How to Integrate PySpark, Snowflake, Azure, and Jupyter: Part 1

4 min readJun 5, 2020

Prepare to start, Snowflake + PySpark = 🌞

Purpose

At the end of this three-part series, you’ll be able to launch a Spark cluster running in Azure on HDInsight, query live data from Snowflake using the Snowflake Connector with pushdown capability, all done through Jupyter notebook, using a Python 3.5 virtual environment, and we’ll be exploring the TPC-H dataset , and we’ll do this in just about 90 minutes.

Background

I created this documentation out of need, there’s a good series made about two years ago in 2018, on the Snowflake Blog, however it doesn’t cover Azure HDInsight, nor Python as it’s tilted for Scala, and the Snowflake documentation online is useful, however it is more of a reference for details than it is for a “how to” instructional series, they’re good references so do have a read through them if you get stuck, but I hope this is gets you further along the way.

You can review the entire blog series here: Part One > Part Two > Part Three.

Audience

The intended audience are those engineers, enthusiasts, and hackers, that may already be using Snowflake but haven’t yet integrated it with PySpark and would like to do so.

Assumptions

This tutorial assumes:

You have a Snowflake account, so if you don’t, click here and get one set up, it’s pretty easy and my experience with their sales reps is that they know what they’re talking about, and are “real” engineers, which makes working with them a positive experience.
You run Snowflake in one of your preferred cloud providers, we’ll work with Azure, if you don’t have an account, you can get set-up with some free credits, so go ahead and do that now.
You can easily work with some of Snowflake test data like their weather sample, you can also use your very own data as it’s really easy to import data, but in this case, I’ll be using TPC-H data.
You will need access to your Azure portal and the CLI, I won’t be showing infrastructure-as-code, this should be a requirement for you to go production, haha as you should never be creating clusters in production through wizards or even the CLI.

Azure

Snowflake runs on GCP, AWS, and Azure. We’ll be using Azure for this tutorial. Side note, from my experience, each of these cloud providers are great. Azure is a little easier to get set-up than AWS and GCP. That’s not to say I wouldn’t use GCP or AWS because I’m a little bit of a fan-boy for one of them, so I sure will continue to do implement client Snowflake installations in those too, but wanted to give credit where it’s due, nice work Azure.

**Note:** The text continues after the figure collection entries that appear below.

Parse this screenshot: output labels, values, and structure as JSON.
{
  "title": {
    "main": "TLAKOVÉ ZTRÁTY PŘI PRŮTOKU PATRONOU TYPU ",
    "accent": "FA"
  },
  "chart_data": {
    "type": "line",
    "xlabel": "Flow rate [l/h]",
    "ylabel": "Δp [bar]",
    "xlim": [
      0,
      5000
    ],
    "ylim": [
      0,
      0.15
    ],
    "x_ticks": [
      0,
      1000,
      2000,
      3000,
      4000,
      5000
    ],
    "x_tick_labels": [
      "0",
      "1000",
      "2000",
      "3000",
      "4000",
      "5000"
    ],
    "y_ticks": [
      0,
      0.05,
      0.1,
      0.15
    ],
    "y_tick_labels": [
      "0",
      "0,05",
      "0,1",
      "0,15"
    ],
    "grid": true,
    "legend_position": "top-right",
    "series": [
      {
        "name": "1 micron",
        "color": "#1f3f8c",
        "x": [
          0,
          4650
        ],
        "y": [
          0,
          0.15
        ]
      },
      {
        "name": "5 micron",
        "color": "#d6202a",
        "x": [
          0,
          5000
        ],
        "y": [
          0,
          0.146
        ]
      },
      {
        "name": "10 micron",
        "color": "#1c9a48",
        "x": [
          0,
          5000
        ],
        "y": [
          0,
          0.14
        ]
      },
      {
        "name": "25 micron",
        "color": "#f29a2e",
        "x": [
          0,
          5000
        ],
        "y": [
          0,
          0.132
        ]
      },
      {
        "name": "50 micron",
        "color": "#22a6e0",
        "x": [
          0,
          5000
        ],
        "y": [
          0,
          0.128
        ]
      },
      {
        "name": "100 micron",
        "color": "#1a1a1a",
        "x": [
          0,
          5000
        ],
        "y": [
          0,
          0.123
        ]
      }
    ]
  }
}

We’ll be using HDInsight. Azure HDInsight is a managed, full-spectrum, open-source analytics service in the cloud for enterprises. You can use open-source frameworks such as Hadoop, Apache Spark, Apache Hive, LLAP, Apache Kafka, Apache Storm, R, and more.

Snowflake

Snowflake has gained tremendous traction in the last few years, I’m seeing over 55% of our clients are now running Snowflake. This doesn’t mean that they have moved their entire data warehouse over to it, but they have bought credits, and are dipping their toes into the water, by using it on enterprise data warehouse, or to move their sql-ready analytical applications from other less scalable relational databases to Snowflake.

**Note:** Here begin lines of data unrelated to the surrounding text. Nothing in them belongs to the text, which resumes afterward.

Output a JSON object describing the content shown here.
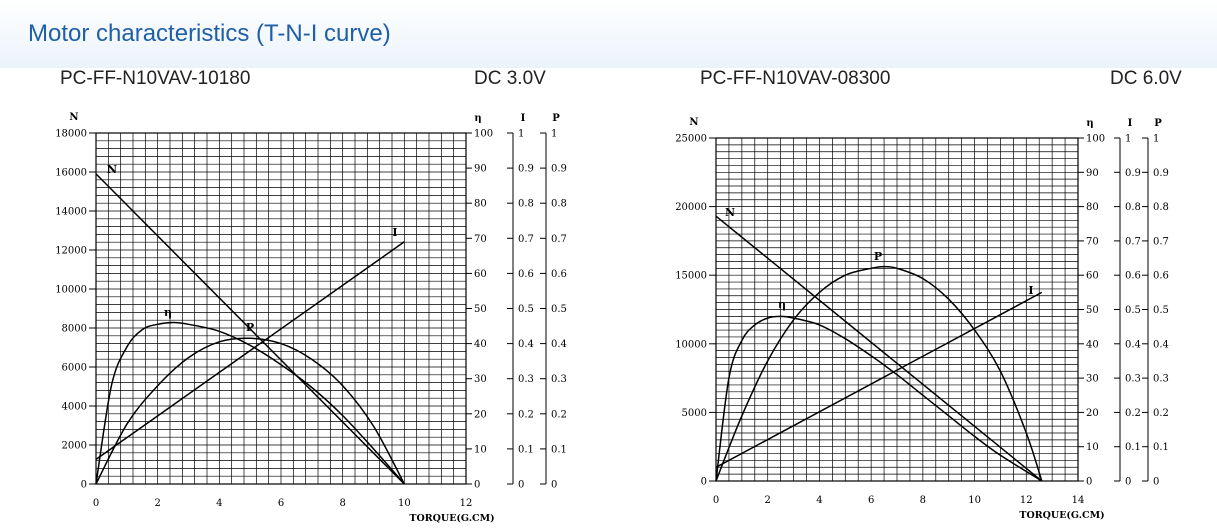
{
  "page_title": "Motor characteristics (T-N-I curve)",
  "chart_data": [
    {
      "type": "line",
      "model": "PC-FF-N10VAV-10180",
      "voltage": "DC 3.0V",
      "xlabel": "TORQUE(G.CM)",
      "xlim": [
        0,
        12
      ],
      "xticks": [
        0,
        2,
        4,
        6,
        8,
        10,
        12
      ],
      "axes": {
        "N": {
          "label": "N",
          "range": [
            0,
            18000
          ],
          "ticks": [
            0,
            2000,
            4000,
            6000,
            8000,
            10000,
            12000,
            14000,
            16000,
            18000
          ]
        },
        "eta": {
          "label": "η",
          "range": [
            0,
            100
          ],
          "ticks": [
            0,
            10,
            20,
            30,
            40,
            50,
            60,
            70,
            80,
            90,
            100
          ]
        },
        "I": {
          "label": "I",
          "range": [
            0,
            1
          ],
          "ticks": [
            "0",
            "0.1",
            "0.2",
            "0.3",
            "0.4",
            "0.5",
            "0.6",
            "0.7",
            "0.8",
            "0.9",
            "1"
          ]
        },
        "P": {
          "label": "P",
          "range": [
            0,
            1
          ],
          "ticks": [
            "0",
            "0.1",
            "0.2",
            "0.3",
            "0.4",
            "0.5",
            "0.6",
            "0.7",
            "0.8",
            "0.9",
            "1"
          ]
        }
      },
      "grid": true,
      "series": [
        {
          "name": "N",
          "axis": "N",
          "x": [
            0,
            10
          ],
          "y": [
            15900,
            0
          ]
        },
        {
          "name": "I",
          "axis": "I",
          "x": [
            0,
            10
          ],
          "y": [
            0.07,
            0.69
          ]
        },
        {
          "name": "η",
          "axis": "eta",
          "x": [
            0,
            0.5,
            1,
            1.5,
            2,
            2.5,
            3,
            4,
            5,
            6,
            7,
            8,
            9,
            10
          ],
          "y": [
            0,
            28,
            39,
            44,
            45.5,
            46,
            45.5,
            43.5,
            39.5,
            34,
            27.5,
            19.5,
            10,
            0
          ]
        },
        {
          "name": "P",
          "axis": "P",
          "x": [
            0,
            1,
            2,
            3,
            4,
            5,
            6,
            7,
            8,
            9,
            10
          ],
          "y": [
            0,
            0.17,
            0.28,
            0.36,
            0.405,
            0.415,
            0.4,
            0.355,
            0.28,
            0.165,
            0
          ]
        }
      ]
    },
    {
      "type": "line",
      "model": "PC-FF-N10VAV-08300",
      "voltage": "DC 6.0V",
      "xlabel": "TORQUE(G.CM)",
      "xlim": [
        0,
        14
      ],
      "xticks": [
        0,
        2,
        4,
        6,
        8,
        10,
        12,
        14
      ],
      "axes": {
        "N": {
          "label": "N",
          "range": [
            0,
            25000
          ],
          "ticks": [
            0,
            5000,
            10000,
            15000,
            20000,
            25000
          ]
        },
        "eta": {
          "label": "η",
          "range": [
            0,
            100
          ],
          "ticks": [
            0,
            10,
            20,
            30,
            40,
            50,
            60,
            70,
            80,
            90,
            100
          ]
        },
        "I": {
          "label": "I",
          "range": [
            0,
            1
          ],
          "ticks": [
            "0",
            "0.1",
            "0.2",
            "0.3",
            "0.4",
            "0.5",
            "0.6",
            "0.7",
            "0.8",
            "0.9",
            "1"
          ]
        },
        "P": {
          "label": "P",
          "range": [
            0,
            1
          ],
          "ticks": [
            "0",
            "0.1",
            "0.2",
            "0.3",
            "0.4",
            "0.5",
            "0.6",
            "0.7",
            "0.8",
            "0.9",
            "1"
          ]
        }
      },
      "grid": true,
      "series": [
        {
          "name": "N",
          "axis": "N",
          "x": [
            0,
            12.6
          ],
          "y": [
            19300,
            0
          ]
        },
        {
          "name": "I",
          "axis": "I",
          "x": [
            0,
            12.6
          ],
          "y": [
            0.04,
            0.55
          ]
        },
        {
          "name": "η",
          "axis": "eta",
          "x": [
            0,
            0.5,
            1,
            1.5,
            2,
            2.5,
            3,
            4,
            5,
            6,
            7,
            8,
            9,
            10,
            11,
            12.6
          ],
          "y": [
            0,
            30,
            41,
            45.5,
            47.5,
            48,
            47.5,
            45.5,
            41.5,
            36.5,
            31,
            25,
            19,
            13,
            7.5,
            0
          ]
        },
        {
          "name": "P",
          "axis": "P",
          "x": [
            0,
            1,
            2,
            3,
            4,
            5,
            6,
            6.5,
            7,
            8,
            9,
            10,
            11,
            12,
            12.6
          ],
          "y": [
            0,
            0.19,
            0.35,
            0.47,
            0.55,
            0.6,
            0.62,
            0.625,
            0.62,
            0.59,
            0.53,
            0.44,
            0.32,
            0.14,
            0
          ]
        }
      ]
    }
  ]
}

There are a few advantages of Snowflake, and these are from my experience: first it’s serverless so you only get charged for your query, second it’s multi-cloud so it decouples 🔌 your data warehouse from AWS/GCP/Azure, third it requires less DBA overhead than traditional data warehouses, fourth the data is micro-partitioned and stored in S3/GCS/BLOB, and fifth theres integration with PySpark with the ability to push down queries into the database.

PySpark

Apache Spark is a parallel processing framework that supports in-memory processing to boost the performance of big-data analytic applications. Apache Spark in Azure HDInsight is the Microsoft implementation of Apache Spark in the cloud. HDInsight makes it easier to create and configure a Spark cluster in Azure. Spark clusters in HDInsight are compatible with Azure Storage and Azure Data Lake Storage. So you can use HDInsight Spark clusters to process your data stored in Azure.

One of the key integrations, IMHO, is integration with PySpark, and in particular the pushdown (good article here too), because we need balance where sometimes it’s best to have the database handle certain operations like simple aggregations vs. having PySpark/Python handle more complex transformations like time series resampling and especially for machine learning and artificial intelligence, anyways, in this article I will take you through a few simple steps to get this all going, and feel free to comment if there is anything that you’d like to dig into further.

Jupyter

Jupyter Notebook is a very popular exploration and analytical decision making tool, used by Data Scientists and Hackers like me, it enables you to edit, run and share Python code as a “notebook”. It’s 100% browser-based, it allows you to step by step create a process that will shape the data how you need it for analysis, exploration, and reporting. There are cool libraries out there like papermill from Netflix, that enables data pipelines to consume the data outputted from a notebook, take a look at that, but it’s not part of this article.